Laplace Transformations of $\frac{1}{t}$

Question

what is the laplace transform of $\frac{1}{t}$? I tried different ways like integrating by parts from the general form of laplace but it's getting more complex as my solution goes by.

Answer 1

I may help you with that:

I was working with those kind of function today (1/X) and (1/X). And I must say that the we must remember one of the first transformation we did.

Remember that $L\left\{ H(x) \right\} =\frac { 1 }{ s }$ where $H(x)$ is the heavisde function, then If that is truth, the next thing to do is to write the anti-laplace transform definition: $$H(x)=\int _{ 0 }^{ \infty }{ \frac { 1 }{ s } } { e }^{ sx }ds$$ Well, this expression is "very" similar to the one that we are trying to figure out, and it gets better, we only have to make two more steps to get the expression of the laplace transform of (1/X): First: lest make a doble change of vars: where there is a X we will put a S, and where there is a S we will put a X.

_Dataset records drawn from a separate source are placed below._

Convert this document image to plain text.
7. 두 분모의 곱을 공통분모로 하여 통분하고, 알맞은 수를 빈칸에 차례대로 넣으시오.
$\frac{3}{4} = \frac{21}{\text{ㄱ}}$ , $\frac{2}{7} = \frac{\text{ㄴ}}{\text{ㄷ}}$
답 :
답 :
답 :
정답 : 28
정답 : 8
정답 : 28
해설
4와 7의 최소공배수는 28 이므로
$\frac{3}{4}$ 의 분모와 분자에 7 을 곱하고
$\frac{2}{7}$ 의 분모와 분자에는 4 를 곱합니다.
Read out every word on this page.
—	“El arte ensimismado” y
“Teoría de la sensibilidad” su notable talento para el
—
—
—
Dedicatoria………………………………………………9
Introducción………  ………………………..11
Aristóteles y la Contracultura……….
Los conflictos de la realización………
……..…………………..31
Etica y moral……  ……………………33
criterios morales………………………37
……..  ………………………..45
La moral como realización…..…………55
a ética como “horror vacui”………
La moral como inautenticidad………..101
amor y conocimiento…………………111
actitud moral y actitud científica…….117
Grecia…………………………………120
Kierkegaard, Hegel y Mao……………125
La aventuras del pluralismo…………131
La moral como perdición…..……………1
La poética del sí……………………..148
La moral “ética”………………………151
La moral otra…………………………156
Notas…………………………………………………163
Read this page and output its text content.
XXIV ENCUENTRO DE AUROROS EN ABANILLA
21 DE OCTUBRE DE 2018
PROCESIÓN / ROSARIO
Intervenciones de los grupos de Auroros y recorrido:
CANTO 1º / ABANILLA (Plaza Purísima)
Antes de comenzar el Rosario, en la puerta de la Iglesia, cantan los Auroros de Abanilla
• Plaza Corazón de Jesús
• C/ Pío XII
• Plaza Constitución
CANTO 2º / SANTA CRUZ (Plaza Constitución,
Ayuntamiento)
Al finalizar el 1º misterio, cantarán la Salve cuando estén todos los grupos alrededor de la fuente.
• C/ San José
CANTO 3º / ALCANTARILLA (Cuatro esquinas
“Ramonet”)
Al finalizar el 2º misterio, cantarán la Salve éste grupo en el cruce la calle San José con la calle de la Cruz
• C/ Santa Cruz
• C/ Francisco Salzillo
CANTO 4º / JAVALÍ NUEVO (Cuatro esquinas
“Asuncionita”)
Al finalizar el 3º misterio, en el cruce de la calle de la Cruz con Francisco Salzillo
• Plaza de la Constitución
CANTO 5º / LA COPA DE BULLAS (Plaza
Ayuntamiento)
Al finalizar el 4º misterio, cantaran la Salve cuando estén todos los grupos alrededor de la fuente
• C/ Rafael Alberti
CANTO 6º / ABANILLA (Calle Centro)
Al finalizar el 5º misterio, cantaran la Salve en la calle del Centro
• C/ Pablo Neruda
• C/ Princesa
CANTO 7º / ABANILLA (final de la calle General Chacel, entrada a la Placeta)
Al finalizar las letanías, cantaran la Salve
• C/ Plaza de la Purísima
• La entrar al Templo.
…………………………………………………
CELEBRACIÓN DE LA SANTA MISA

The resultant expression is: $$H(s)=\int _{ 0 }^{ \infty }{ \frac { 1 }{ x } } { e }^{ sx }dx$$ Second, where there is a S we will put -S, the resultan expression is: $$H(-s)=\int _{ 0 }^{ \infty }{ \frac { 1 }{ x } } { e }^{ -sx }dx$$ This means that the $$H(-s)=L\left(\frac { 1 }{ x } \right)$$

$H(-s)$ is the function that is equally to $1$ from $-\infty$ to $s=0$, from $s=0$ to $\infty$ the function is NULL.